The Hershey Bears have been in this situation before. Probably more times than they have wanted.
In the division semifinals this spring, Hershey was shut out in Game 3 before finishing off Lehigh Valley in Game 4. During last year’s Calder Cup championship run, the Bears lost games at home to Charlotte in the division semis and to Rochester in the Eastern Conference Finals with a chance to advance. And of course there was the Game 6 loss in Coachella Valley before capturing the Cup in Game 7.
In fact, since 2015, the Bears have won 12 playoff series, but have lost at least one potential clinching game in nine of them.

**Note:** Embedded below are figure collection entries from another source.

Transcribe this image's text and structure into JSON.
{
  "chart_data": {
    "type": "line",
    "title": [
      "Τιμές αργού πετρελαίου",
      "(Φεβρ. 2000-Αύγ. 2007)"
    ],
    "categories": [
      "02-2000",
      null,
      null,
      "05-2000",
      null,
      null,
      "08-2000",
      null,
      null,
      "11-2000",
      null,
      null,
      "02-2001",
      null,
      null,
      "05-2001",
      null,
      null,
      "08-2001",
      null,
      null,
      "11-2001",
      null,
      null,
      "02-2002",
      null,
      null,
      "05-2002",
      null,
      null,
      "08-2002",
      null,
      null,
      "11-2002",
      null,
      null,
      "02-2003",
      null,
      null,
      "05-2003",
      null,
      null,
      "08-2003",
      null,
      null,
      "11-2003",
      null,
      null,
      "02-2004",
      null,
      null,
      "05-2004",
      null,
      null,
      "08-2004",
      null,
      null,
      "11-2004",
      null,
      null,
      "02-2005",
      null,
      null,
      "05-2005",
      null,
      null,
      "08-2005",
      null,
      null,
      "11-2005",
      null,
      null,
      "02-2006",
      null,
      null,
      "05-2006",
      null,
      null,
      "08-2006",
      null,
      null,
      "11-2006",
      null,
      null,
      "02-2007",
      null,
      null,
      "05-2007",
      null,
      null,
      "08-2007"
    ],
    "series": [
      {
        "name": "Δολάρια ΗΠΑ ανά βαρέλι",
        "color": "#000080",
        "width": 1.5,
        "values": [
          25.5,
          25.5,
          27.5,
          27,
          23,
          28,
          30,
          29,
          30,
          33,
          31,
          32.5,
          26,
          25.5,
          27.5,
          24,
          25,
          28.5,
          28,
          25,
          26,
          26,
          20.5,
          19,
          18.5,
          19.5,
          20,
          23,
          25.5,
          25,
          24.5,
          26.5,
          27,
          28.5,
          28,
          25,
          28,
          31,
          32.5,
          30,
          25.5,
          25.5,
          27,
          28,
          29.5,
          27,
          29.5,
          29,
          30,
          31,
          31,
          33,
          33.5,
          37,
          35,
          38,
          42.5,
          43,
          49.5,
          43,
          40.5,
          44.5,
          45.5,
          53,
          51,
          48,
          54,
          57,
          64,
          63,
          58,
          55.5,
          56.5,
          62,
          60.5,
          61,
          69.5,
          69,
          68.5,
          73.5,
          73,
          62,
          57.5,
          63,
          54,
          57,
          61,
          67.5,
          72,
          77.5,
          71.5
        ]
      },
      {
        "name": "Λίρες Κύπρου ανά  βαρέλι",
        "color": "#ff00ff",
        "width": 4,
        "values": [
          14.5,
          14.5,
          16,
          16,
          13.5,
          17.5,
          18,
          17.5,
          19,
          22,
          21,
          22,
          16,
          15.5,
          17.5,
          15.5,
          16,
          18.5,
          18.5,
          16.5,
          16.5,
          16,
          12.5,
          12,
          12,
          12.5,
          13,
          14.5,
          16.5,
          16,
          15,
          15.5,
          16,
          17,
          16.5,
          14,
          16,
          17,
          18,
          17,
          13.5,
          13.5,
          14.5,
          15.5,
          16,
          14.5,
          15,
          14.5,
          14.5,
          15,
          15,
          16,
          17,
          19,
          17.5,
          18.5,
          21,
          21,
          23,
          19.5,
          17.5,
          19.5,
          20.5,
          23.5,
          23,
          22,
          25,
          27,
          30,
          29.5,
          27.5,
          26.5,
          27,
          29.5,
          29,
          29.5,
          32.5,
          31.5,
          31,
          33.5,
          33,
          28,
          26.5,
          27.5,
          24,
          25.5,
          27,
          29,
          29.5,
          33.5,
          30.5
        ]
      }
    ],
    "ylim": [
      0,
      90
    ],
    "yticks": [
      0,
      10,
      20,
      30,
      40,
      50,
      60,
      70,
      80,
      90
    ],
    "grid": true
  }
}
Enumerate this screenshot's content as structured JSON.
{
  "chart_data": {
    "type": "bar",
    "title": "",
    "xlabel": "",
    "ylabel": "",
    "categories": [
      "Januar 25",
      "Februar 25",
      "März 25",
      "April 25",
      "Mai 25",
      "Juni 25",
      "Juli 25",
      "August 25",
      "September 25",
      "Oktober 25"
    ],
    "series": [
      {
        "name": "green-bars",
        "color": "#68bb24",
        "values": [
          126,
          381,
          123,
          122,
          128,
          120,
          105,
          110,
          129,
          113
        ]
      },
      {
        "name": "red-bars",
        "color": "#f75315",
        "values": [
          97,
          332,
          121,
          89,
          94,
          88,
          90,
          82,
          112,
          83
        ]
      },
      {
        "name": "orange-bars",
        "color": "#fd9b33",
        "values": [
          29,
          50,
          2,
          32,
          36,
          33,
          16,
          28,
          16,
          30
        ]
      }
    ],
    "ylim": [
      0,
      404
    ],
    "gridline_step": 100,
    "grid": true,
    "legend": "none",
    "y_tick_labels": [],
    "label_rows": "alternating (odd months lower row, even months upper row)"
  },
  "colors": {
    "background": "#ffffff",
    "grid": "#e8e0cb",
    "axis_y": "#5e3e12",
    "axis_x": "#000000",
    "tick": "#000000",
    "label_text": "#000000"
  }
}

“We knew it was going to be a challenge,” captain Dylan McIlrath told FOX 43 after Saturday’s 5-1 loss to Cleveland in Game 5 cut their series lead to three games to two.

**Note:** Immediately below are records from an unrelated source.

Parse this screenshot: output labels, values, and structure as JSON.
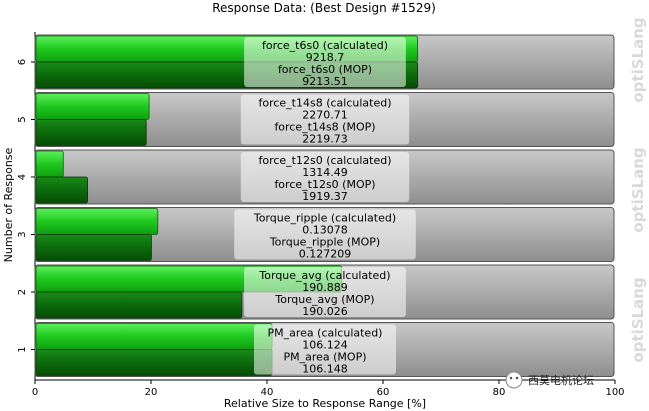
{
  "chart_data": {
    "type": "bar",
    "title": "Response Data: (Best Design #1529)",
    "xlabel": "Relative Size to Response Range [%]",
    "ylabel": "Number of Response",
    "xlim": [
      0,
      100
    ],
    "xticks": [
      "0",
      "20",
      "40",
      "60",
      "80",
      "100"
    ],
    "rows": [
      {
        "num": "6",
        "calc_label": "force_t6s0 (calculated)",
        "calc_value": "9218.7",
        "mop_label": "force_t6s0 (MOP)",
        "mop_value": "9213.51",
        "calc_pct": 65.8,
        "mop_pct": 65.8
      },
      {
        "num": "5",
        "calc_label": "force_t14s8 (calculated)",
        "calc_value": "2270.71",
        "mop_label": "force_t14s8 (MOP)",
        "mop_value": "2219.73",
        "calc_pct": 19.5,
        "mop_pct": 19.0
      },
      {
        "num": "4",
        "calc_label": "force_t12s0 (calculated)",
        "calc_value": "1314.49",
        "mop_label": "force_t12s0 (MOP)",
        "mop_value": "1919.37",
        "calc_pct": 4.7,
        "mop_pct": 8.9
      },
      {
        "num": "3",
        "calc_label": "Torque_ripple (calculated)",
        "calc_value": "0.13078",
        "mop_label": "Torque_ripple (MOP)",
        "mop_value": "0.127209",
        "calc_pct": 21.0,
        "mop_pct": 19.9
      },
      {
        "num": "2",
        "calc_label": "Torque_avg (calculated)",
        "calc_value": "190.889",
        "mop_label": "Torque_avg (MOP)",
        "mop_value": "190.026",
        "calc_pct": 52.7,
        "mop_pct": 35.5
      },
      {
        "num": "1",
        "calc_label": "PM_area (calculated)",
        "calc_value": "106.124",
        "mop_label": "PM_area (MOP)",
        "mop_value": "106.148",
        "calc_pct": 40.7,
        "mop_pct": 40.7
      }
    ],
    "colors": {
      "calculated": "#22cc22",
      "mop": "#0a700a",
      "background_bar": "#a8a8a8"
    }
  },
  "watermark": {
    "text": "optiSLang"
  },
  "overlay": {
    "wechat_text": "西莫电机论坛"
  }
}
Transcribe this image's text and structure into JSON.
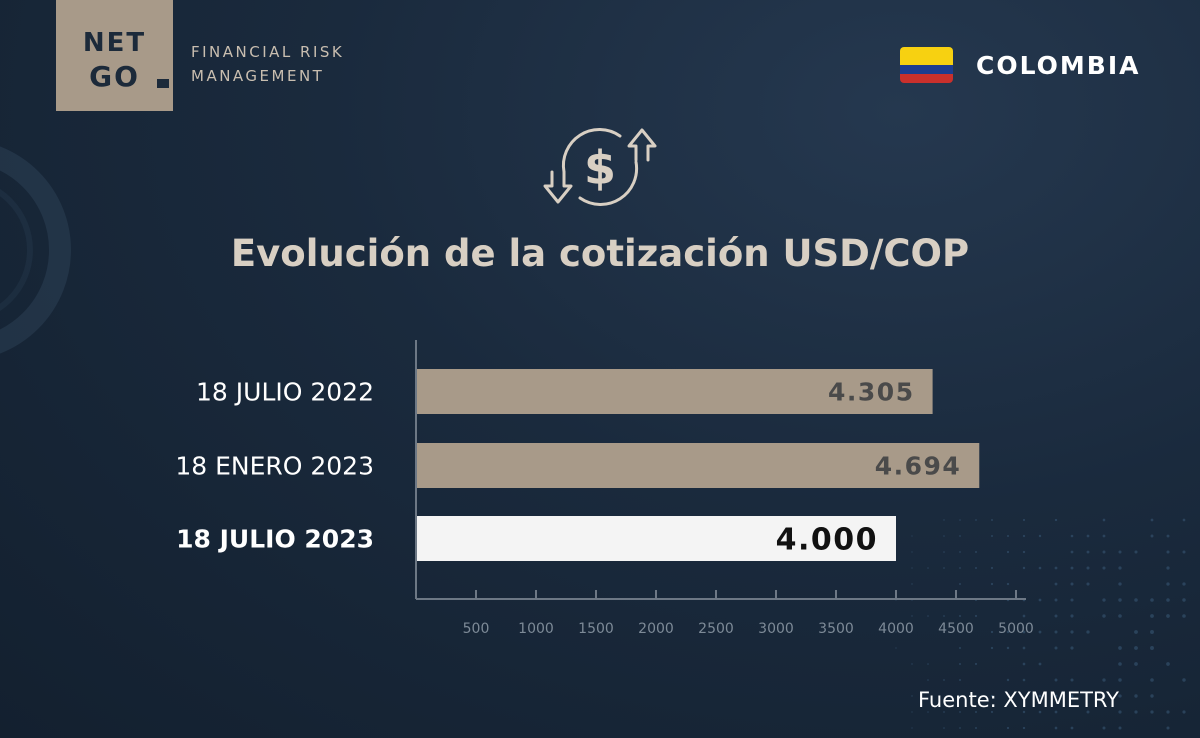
{
  "brand": {
    "logo_line1": "NET",
    "logo_line2": "GO",
    "tagline_line1": "FINANCIAL RISK",
    "tagline_line2": "MANAGEMENT"
  },
  "country": {
    "name": "COLOMBIA",
    "flag_colors": [
      "#f7d111",
      "#1d3d8f",
      "#c9302c"
    ]
  },
  "icon": "currency-exchange-icon",
  "colors": {
    "bar_past": "#a89a89",
    "bar_current": "#f4f4f4",
    "bar_label_past": "#4a4a4a",
    "bar_label_current": "#111111",
    "axis": "#6d7885",
    "category_label": "#ffffff",
    "title": "#d8cfc3"
  },
  "chart_data": {
    "type": "bar",
    "orientation": "horizontal",
    "title": "Evolución de la cotización USD/COP",
    "categories": [
      "18 JULIO 2022",
      "18 ENERO 2023",
      "18 JULIO 2023"
    ],
    "values": [
      4305,
      4694,
      4000
    ],
    "value_labels": [
      "4.305",
      "4.694",
      "4.000"
    ],
    "highlight_index": 2,
    "xlim": [
      0,
      5000
    ],
    "x_ticks": [
      500,
      1000,
      1500,
      2000,
      2500,
      3000,
      3500,
      4000,
      4500,
      5000
    ],
    "xlabel": "",
    "ylabel": "",
    "grid": false
  },
  "source": "Fuente: XYMMETRY"
}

After three games in front of a total of more than 40,000 fans at Rocket Mortgage FieldHouse in Cleveland, the Bears are happy to be returning home, where they have not lost all postseason.
“We’re excited to get in front of our fans,” McIlrath added. “They carry us. The sixth man out there. It will be really nice. We know that [Giant Center] is going to be rocking.”
The Bears’ path to their 25th Calder Cup Finals appearance is not as clear as it was four days ago. Back-to-back losses – their first since Games 1 and 2 of last year’s Finals series against Coachella Valley – have put Hershey in a position seen only once previously in the franchise’s 86-year history.
Before this series, the Bears had led a series 3-0 on 22 different occasions. They completed a sweep 14 times, and finished off the series in Game 5 seven other times.
The only opponent to push Hershey as far as Game 6 was the 1989 Adirondack Red Wings, who won that sixth game at Hersheypark Arena before completing the comeback on Adam Graves’ overtime goal back at the Glens Falls Civic Center in Game 7.